I read Baum's op-ed yesterday, then went to shul for Yom Kippur. I love Yom Kippur, but this time I read the machzor with her strange words in the background. I inherited the book itself from my father, but the words themselves we both inherited from centuries of our forefathers. In it are sections of the Pentateuch, which even skeptical modern academia admits has been with us for 2,500 years (the text itself claims it's almost a thousand years older). The commandments founding Yom Kippur come with the whiff of the desert. Isaiah makes an important appearance. He lived in Jerusalem in the 8th century BCE, so there's an echo of the original city on the hill. There are long and detailed Talmudic descriptions of the Temple, harking back from the late Second Temple era, when Jerusalem was larger than it ever was again until the 19th century.
There are blood-curdling descriptions of the Roman persecution in the 2nd century CE, calling to mind the Mishnaic Galilee. There are medieval supplications for mercy, calling to mind the great rabbis of Spain and France and their end; then of course there's Amnon of Magenza, though no more than one German in 10,000 knows that Magenza is Mainz, refusing to budge from his religion even while his limbs are being chopped off. (The poem may actually have been written many centuries earlier, in Israel, but a popular belief of 800 years has power of its own).

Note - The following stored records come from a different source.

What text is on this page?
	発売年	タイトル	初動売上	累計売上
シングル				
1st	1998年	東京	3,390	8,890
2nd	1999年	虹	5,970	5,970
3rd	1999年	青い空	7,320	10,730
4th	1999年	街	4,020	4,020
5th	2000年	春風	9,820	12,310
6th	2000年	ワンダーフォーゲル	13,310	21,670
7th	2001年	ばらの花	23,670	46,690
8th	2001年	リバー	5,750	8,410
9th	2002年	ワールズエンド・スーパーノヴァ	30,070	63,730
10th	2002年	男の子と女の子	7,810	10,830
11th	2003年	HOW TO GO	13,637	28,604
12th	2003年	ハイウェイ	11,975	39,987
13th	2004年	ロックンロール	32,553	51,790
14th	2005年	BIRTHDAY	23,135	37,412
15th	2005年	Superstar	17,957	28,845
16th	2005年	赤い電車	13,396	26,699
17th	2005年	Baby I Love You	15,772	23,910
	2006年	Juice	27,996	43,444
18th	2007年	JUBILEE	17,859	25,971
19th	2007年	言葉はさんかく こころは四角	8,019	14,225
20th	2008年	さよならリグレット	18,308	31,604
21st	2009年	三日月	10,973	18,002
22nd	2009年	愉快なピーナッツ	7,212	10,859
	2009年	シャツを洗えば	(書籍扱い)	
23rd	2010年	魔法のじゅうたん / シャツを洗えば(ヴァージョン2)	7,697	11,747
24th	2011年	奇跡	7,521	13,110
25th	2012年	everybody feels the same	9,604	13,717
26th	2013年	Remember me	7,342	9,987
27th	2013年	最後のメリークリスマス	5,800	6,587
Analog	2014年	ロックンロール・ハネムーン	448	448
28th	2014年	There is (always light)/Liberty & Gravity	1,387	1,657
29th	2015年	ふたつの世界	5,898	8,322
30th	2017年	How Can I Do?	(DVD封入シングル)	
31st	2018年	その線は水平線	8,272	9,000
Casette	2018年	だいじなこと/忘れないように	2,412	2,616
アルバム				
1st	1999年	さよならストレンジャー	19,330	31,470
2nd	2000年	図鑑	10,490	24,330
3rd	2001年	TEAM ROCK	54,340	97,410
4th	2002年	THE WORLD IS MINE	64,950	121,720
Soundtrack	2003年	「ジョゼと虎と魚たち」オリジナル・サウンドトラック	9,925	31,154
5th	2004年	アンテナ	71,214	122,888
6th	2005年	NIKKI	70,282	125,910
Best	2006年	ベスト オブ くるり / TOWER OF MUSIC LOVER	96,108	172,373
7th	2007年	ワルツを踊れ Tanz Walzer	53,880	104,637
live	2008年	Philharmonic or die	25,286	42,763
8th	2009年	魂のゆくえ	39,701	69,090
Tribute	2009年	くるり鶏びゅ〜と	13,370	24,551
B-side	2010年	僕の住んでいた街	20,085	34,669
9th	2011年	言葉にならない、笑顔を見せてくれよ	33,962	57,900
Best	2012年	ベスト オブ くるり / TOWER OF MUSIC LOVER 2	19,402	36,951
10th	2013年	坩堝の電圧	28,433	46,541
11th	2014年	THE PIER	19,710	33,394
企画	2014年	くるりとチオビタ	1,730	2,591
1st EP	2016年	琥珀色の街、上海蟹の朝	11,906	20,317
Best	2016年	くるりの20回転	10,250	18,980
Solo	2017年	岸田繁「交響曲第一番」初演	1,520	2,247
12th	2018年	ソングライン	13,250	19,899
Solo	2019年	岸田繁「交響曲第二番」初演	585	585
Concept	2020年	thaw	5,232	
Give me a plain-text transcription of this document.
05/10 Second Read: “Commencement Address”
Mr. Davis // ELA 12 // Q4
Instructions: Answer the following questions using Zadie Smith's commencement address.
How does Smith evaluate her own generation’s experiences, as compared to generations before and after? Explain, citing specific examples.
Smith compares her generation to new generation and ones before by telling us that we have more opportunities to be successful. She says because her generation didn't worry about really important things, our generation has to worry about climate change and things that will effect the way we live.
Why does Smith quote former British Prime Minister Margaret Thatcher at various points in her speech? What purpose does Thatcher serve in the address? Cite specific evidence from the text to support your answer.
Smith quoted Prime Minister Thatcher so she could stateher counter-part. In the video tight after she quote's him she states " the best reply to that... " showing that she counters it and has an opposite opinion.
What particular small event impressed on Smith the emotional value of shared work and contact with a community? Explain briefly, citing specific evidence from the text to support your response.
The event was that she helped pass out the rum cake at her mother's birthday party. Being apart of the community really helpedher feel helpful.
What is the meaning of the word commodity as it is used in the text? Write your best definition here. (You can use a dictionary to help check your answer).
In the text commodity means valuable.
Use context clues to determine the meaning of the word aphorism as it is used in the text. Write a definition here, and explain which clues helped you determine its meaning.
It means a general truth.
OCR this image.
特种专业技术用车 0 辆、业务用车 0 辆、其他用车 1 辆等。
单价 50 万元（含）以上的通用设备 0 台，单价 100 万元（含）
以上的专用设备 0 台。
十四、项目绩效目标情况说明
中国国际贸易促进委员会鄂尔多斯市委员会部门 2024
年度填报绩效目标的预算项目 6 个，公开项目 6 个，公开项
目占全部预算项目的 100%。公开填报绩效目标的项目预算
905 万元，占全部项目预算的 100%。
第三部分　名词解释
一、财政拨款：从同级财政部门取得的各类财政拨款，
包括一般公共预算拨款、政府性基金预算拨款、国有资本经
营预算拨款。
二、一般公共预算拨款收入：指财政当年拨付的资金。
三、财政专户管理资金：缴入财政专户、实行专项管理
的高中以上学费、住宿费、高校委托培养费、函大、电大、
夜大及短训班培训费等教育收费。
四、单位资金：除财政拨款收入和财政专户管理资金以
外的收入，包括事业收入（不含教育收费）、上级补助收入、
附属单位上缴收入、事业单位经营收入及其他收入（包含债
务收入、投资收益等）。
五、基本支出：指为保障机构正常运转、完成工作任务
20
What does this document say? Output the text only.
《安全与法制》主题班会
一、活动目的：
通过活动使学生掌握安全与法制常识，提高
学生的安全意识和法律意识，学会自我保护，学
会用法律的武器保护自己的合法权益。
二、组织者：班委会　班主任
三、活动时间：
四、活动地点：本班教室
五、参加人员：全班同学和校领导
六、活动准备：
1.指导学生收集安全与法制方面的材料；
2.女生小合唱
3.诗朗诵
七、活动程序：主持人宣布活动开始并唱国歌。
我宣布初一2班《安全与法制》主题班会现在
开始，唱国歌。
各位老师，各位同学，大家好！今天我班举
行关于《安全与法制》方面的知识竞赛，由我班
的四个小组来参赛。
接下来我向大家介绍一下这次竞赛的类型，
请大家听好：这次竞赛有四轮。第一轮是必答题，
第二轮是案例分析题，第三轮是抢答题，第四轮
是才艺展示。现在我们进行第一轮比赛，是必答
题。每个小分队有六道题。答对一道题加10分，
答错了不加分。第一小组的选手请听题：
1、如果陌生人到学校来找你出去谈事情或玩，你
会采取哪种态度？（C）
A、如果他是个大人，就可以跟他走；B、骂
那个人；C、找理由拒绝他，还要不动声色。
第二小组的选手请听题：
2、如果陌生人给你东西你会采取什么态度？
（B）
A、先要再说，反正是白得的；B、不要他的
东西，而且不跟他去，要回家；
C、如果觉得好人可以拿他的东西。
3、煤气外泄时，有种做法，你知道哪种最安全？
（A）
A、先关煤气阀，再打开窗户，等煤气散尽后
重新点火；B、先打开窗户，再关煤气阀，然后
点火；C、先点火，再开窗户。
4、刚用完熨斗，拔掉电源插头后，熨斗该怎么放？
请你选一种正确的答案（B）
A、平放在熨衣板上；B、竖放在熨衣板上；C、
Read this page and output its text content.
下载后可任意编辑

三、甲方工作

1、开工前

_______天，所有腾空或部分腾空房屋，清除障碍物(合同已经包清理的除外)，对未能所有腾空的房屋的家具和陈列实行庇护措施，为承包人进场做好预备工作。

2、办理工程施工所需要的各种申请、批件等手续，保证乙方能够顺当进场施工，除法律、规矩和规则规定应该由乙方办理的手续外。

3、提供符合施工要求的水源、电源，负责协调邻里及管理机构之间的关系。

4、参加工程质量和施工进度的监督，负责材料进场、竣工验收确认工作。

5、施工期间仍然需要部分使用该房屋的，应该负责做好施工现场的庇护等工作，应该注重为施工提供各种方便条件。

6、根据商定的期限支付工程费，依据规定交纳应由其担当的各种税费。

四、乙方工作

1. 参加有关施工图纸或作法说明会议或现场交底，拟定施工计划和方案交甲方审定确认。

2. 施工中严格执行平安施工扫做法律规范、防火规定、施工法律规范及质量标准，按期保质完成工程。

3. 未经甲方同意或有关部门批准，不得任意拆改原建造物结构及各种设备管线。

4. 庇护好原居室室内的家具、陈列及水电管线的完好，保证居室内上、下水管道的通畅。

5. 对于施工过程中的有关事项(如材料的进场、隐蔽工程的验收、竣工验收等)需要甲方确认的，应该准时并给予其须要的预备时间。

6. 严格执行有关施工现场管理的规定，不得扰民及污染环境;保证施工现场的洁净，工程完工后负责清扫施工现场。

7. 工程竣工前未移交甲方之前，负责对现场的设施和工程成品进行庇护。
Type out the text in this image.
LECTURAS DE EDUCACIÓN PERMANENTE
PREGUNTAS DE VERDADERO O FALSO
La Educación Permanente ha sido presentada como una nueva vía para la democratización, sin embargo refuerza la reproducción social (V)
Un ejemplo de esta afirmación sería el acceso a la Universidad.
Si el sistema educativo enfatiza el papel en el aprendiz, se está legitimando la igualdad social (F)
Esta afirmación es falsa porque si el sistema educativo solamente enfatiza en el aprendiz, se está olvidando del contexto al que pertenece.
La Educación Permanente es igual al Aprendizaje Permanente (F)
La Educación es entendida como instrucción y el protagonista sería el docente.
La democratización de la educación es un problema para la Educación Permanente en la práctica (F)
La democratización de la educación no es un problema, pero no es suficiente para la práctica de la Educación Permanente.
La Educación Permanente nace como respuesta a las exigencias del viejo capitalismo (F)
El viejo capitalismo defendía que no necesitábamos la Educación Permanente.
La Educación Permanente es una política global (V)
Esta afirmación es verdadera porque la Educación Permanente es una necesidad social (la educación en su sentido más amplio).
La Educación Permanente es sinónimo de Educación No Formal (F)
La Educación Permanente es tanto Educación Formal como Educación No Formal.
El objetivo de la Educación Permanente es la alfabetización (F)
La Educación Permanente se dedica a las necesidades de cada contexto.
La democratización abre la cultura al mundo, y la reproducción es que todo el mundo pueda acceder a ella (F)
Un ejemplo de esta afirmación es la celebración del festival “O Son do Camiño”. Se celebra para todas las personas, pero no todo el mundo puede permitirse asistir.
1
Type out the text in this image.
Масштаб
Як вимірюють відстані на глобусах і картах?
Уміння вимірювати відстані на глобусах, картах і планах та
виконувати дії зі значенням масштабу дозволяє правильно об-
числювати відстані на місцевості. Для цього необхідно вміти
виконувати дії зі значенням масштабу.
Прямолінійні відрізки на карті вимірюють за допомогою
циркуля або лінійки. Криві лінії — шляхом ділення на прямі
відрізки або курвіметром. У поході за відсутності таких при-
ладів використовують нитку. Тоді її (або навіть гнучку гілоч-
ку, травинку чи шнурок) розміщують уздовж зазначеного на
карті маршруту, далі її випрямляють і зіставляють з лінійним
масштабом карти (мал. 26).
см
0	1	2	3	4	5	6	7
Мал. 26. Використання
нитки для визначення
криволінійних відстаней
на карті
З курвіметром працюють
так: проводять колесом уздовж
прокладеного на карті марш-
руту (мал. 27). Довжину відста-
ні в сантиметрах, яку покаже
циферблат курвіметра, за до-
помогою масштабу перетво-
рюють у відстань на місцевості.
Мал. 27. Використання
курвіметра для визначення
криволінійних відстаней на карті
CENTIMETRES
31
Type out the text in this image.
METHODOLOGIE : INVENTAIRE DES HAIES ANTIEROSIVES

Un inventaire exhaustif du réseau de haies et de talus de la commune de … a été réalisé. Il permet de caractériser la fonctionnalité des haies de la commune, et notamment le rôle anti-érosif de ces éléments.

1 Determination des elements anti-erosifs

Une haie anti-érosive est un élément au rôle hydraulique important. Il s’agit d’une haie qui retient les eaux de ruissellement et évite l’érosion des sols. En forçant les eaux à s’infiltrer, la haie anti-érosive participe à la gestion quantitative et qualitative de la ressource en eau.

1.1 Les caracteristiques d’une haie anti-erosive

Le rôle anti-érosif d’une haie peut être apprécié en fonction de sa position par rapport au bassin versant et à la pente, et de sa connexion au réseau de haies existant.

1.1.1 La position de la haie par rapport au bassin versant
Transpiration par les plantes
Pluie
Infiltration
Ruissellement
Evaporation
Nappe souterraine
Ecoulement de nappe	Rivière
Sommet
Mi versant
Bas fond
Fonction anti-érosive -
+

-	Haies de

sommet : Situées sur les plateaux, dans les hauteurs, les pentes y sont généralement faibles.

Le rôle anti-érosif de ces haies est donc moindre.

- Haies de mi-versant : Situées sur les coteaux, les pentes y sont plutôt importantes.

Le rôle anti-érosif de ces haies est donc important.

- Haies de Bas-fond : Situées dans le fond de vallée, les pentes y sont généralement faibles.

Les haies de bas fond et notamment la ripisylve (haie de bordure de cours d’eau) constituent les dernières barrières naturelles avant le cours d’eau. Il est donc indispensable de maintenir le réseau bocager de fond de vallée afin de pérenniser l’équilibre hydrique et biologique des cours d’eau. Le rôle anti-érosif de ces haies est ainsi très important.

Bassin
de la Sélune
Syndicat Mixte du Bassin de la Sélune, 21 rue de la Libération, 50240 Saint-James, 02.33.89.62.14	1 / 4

Recent centuries - prior to the 20th - didn't add much to the texts, except to parts of the Yizkor, but they added melodies, so that the Ashkenazi ones and the Sphardi ones are quite distinct. Then, once Israel was created it added new layers, and 30 years later, after the Yom Kippur War, yet additional ones. In recent years some Israeli rabbis are trying their hand at creating a combined Ashkenazi-Sphardi version, on the one hand, and secular teachers and thinkers are trying their own versions to fuze the ancient and priceless with the modern.
One can brush all this aside and insist that Judaism is feeling good about welcoming refugees into our midst, or fixing the world to fit a Progressive agenda. By the end of the 21 century, or perhaps long before, there won't be many Jews of that sort left as Jews. Or one can return to what was obvious and banal for a few thousand years: the recognition that Jews have been creating their culture all along, layer on layer, ever richer and deeper.
Jews aren't a sentiment. Jews are the ones who participate in the vibrant ongoing ancient Jewish conversation.